Sukhanovka, short for Sukhanovskaya osoborezhimnaya tyur'ma (Сухановская особорежимная тюрьма) 'Sukhanovo special-regime prison,' was a prison established by the NKVD under N. I. Yezhov in 1938 for "particularly dangerous enemies of the people" on the grounds of the old Ekaterinskaia Pustyn' Monastery near Vidnoye, just south of Moscow. Known officially as Special Object 110 (Спецобъект № 110), it was said to be worse than the Lubyanka, Lefortovo, or Butyrka prisons in Moscow itself. From 1958 it was a jail hospital. During 1992 the prison was returned to the church as a monastery and on November 17, 1992, the first vows were made within its walls.

==Conditions==
Aleksandr Solzhenitsyn called it "the most terrible prison the MGB had." He went on to write that interrogators used the mere threat of being sent there to intimidate prisoners, and there was no way to question those who had been there as they either had been driven mad or were dead. He described the prison as comprising two buildings: one in which the prisoners were housed and the other containing 68 monastic cells where interrogations took place. The food was said to be the best of all the political prisons since the food was brought over from the nearby Architects' Rest Home, but the food ration for one architect in the home was divided among twelve prisoners and the prisoners were frequently tortured, deprived of sleep and kept in solitary confinement, including in small, closet-like cells where they could not sit down or move; they were also left in hot and cold rooms to sweat or freeze, and were not allowed exercise outdoors.

==Prisoners==
NKVD head N. I. Yezhov was imprisoned in Sukhanovka beginning on 10 April 1939 and was interrogated there by the Main Military Procurator, N. P. Afanasyev. His trial took place in the office of the chief of the prison in February 1940, although he was executed in Moscow, on Varsonofevskii Lane, not far from the Lubyanka prison. Yezhov's long-time colleague Filipp Goloshchyokin was also held under "heavy interrogation" in Sukhanovka for a period of 12 months until he was transferred back to Butyrka, and subsequently to Kuibyshev where he was shot in October 1941.
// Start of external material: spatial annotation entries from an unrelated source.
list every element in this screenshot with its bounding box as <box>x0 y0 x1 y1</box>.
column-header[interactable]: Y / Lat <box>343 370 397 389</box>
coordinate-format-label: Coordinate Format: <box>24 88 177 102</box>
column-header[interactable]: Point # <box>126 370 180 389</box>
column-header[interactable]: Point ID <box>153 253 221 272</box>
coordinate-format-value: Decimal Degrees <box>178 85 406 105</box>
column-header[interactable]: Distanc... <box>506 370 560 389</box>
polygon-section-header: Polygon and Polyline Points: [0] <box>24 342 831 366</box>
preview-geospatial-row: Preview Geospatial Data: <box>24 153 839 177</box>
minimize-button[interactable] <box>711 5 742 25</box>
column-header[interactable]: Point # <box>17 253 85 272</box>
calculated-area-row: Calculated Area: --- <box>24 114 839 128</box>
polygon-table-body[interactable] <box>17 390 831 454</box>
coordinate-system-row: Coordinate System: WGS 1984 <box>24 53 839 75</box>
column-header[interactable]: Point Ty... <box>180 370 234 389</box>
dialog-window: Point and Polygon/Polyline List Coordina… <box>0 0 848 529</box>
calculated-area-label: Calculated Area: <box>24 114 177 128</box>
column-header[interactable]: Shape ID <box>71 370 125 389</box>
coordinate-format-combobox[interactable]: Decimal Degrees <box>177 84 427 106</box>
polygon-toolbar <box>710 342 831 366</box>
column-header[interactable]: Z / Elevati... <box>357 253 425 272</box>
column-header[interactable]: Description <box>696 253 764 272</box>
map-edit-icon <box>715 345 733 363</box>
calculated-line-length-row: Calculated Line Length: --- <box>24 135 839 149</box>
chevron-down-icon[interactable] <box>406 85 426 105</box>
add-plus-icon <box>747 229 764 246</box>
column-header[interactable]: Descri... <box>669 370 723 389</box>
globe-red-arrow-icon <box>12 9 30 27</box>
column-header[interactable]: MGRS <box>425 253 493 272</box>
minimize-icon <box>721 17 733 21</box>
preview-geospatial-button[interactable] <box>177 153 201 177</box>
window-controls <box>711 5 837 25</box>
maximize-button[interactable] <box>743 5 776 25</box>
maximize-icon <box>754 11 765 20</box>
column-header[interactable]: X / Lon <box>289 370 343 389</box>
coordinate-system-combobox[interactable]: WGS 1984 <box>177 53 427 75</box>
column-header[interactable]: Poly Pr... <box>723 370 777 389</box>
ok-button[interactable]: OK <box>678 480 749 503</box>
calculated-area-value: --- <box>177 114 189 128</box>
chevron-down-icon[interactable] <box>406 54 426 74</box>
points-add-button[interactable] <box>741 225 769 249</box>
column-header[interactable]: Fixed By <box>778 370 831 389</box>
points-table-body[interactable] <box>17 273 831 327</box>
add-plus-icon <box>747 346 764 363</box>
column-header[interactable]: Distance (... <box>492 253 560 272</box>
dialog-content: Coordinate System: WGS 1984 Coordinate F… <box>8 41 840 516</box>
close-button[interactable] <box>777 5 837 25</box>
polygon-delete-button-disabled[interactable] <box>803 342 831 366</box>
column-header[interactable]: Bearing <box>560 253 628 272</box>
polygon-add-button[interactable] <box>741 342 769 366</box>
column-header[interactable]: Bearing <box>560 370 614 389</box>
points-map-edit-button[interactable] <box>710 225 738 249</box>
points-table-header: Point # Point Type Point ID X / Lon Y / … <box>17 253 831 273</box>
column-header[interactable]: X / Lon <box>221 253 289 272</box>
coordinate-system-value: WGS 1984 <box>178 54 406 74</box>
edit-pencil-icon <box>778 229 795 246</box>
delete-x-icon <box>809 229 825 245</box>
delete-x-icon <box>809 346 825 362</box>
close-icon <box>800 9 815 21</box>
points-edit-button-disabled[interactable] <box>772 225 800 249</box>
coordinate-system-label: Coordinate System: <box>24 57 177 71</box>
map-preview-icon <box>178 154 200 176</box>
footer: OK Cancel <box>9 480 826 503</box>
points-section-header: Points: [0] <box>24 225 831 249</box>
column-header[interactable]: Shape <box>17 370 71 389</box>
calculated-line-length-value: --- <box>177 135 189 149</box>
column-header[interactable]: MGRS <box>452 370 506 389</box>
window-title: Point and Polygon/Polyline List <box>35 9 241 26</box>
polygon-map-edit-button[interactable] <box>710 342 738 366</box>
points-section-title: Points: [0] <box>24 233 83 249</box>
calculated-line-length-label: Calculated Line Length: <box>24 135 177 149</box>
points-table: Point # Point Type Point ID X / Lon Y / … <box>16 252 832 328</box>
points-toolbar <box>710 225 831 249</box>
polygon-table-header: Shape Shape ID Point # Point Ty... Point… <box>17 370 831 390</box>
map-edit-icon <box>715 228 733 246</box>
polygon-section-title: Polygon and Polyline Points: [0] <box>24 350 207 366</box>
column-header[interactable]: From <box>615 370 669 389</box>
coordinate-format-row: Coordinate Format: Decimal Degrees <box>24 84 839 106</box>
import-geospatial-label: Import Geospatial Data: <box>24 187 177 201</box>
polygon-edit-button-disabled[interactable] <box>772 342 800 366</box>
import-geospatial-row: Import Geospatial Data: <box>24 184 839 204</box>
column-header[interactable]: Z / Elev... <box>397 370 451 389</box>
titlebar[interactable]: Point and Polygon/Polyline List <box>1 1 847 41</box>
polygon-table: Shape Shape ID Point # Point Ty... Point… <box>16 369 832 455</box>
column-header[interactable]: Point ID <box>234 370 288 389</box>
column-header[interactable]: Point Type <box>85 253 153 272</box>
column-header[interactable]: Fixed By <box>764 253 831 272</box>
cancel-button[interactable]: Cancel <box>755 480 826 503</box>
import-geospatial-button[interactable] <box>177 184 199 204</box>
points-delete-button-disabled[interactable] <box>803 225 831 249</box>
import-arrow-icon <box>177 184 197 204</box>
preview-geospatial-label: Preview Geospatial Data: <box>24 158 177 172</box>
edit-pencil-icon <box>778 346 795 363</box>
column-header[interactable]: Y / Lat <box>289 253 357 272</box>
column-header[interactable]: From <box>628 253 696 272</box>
Solzhenitsyn wrote that Deputy Minister of State Security M. D. Ryumin used to personally beat and otherwise torture prisoners in a spacious office at the prison, making certain to cover the nice Persian carpet with a cloth so as not to spatter it with the prisoners' blood.

Alexander Dolgun, a Polish-American worker imprisoned in the Gulag in the late 1940s, was sent to Sukhanovka twice, and is one of the few known to have survived the experience without losing his mind.